In most of the responses, a series of dates are eventually provided, along with assumptions being made, rationalizations, personal beliefs, and sometimes sources. Not only the question but the asking of the question could be examined further. Who is asking the question and why? Who is answering and why? What is the context - historical, social - in which this question is being asked? How does this question-answer process work in cyberspace, via email and blog post, as opposed to other media? How might people who do not speak or write English pose the same question, and how might they respond? Why have only men responded so far?

This then is intellectual discourse, an activity that might lead some laypeople to scratch their heads and ask why the responders did not just provide a year and a brief explanation for their selection. Let us look back at the opening statement of the original post by Klein: “A question very simply crafted poll I’m asking a few friends to gain a better perspective on the time-frame for when we may see greater-than-human level AI.”
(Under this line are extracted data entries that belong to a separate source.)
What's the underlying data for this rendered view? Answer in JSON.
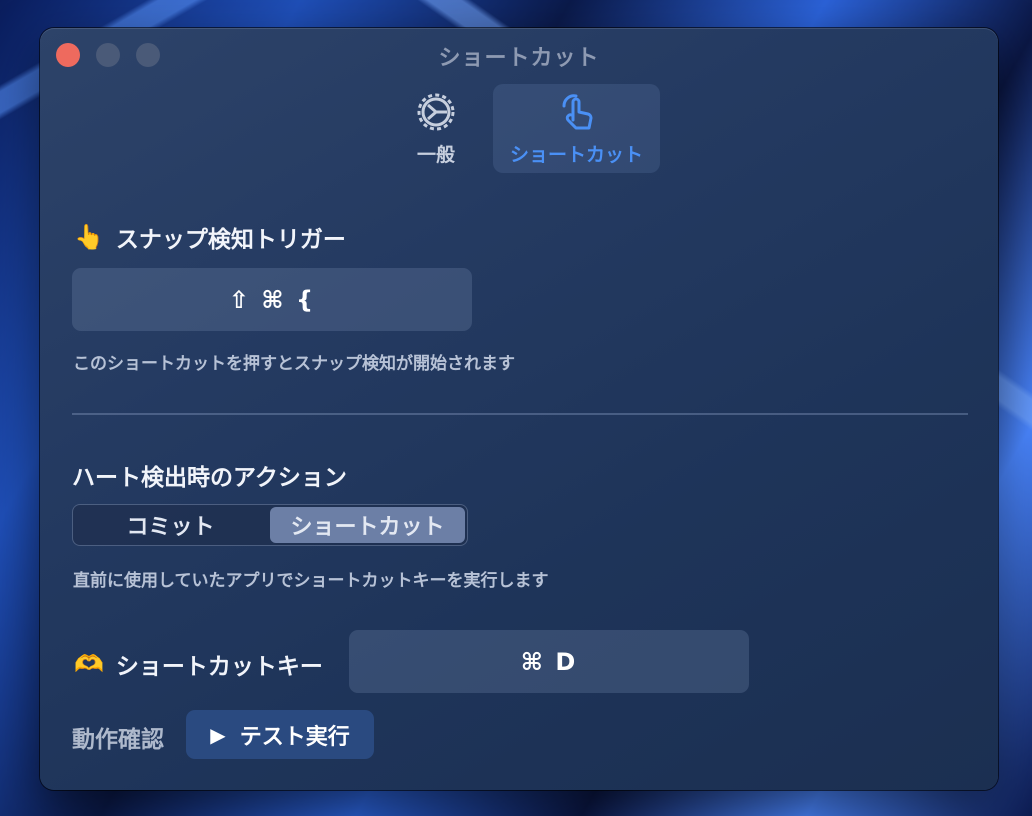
{
  "window": {
    "title": "ショートカット"
  },
  "toolbar": {
    "tabs": [
      {
        "label": "一般",
        "icon": "gear-icon",
        "selected": false
      },
      {
        "label": "ショートカット",
        "icon": "hand-tap-icon",
        "selected": true
      }
    ],
    "accent_color": "#4a90f5"
  },
  "snap_trigger": {
    "emoji": "👆",
    "heading": "スナップ検知トリガー",
    "shortcut": "⇧ ⌘ {",
    "description": "このショートカットを押すとスナップ検知が開始されます"
  },
  "heart_action": {
    "heading": "ハート検出時のアクション",
    "options": [
      "コミット",
      "ショートカット"
    ],
    "selected": "ショートカット",
    "description": "直前に使用していたアプリでショートカットキーを実行します"
  },
  "shortcut_key": {
    "emoji": "🫶",
    "label": "ショートカットキー",
    "value": "⌘ D"
  },
  "verify": {
    "label": "動作確認",
    "button_icon": "▶",
    "button_label": "テスト実行"
  }
}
The edit says a lot about the responses that were received. Sometimes it is interesting, even useful, to just ask a simple question and expect a simple answer. We know what is being asked without becoming facetious about it.

My answer after my own verbose setup? Next decade (2010 - 2019).

Why (uh-oh)? Trends and technologies converge. Too often people examine individual trends and ignore convergence and surprises, all the while keeping in place their biases, including human-centric biases. The substrate from which human-level artificial intelligence will arise is a matrix of computing hardware, software, communications technology, progress in our understanding of the human brain, experiments in social networking and the metaverse, robotics, economic (the cost of human labor versus automation, robotics, and AI; military, government and private investments), etc. This substrate is all but in place.

To a historian, new technology might appear to have arrived suddenly, as if one day Technology X did not exist and the next day it did. In the days that follow, Technology X loses its luster and becomes just another part of the background noise of our technological existence, another piece of the substrate, a historical footnote. Convergence occurs and technologies appear to vanish into one another.

We - proponents and critics alike - place human-level artificial intelligence on a pedestal. That this was a hard problem, or is not a hard problem at all, will be all but forgotten with the advent of AGI. Human-level intelligence itself is only as miraculous or mundane as we individually and subjectively choose to view it.

Whether or not we as laypeople or we as experts define our terms, we make assumptions about intelligence from our interactions with other humans. When those assumptions about intelligence match with our interactions with other sentient beings, AI will have surpassed human-level intelligence. Yes, surpassed, not just equaled. That will happen within the next decade, when the substrate is appropriate for it.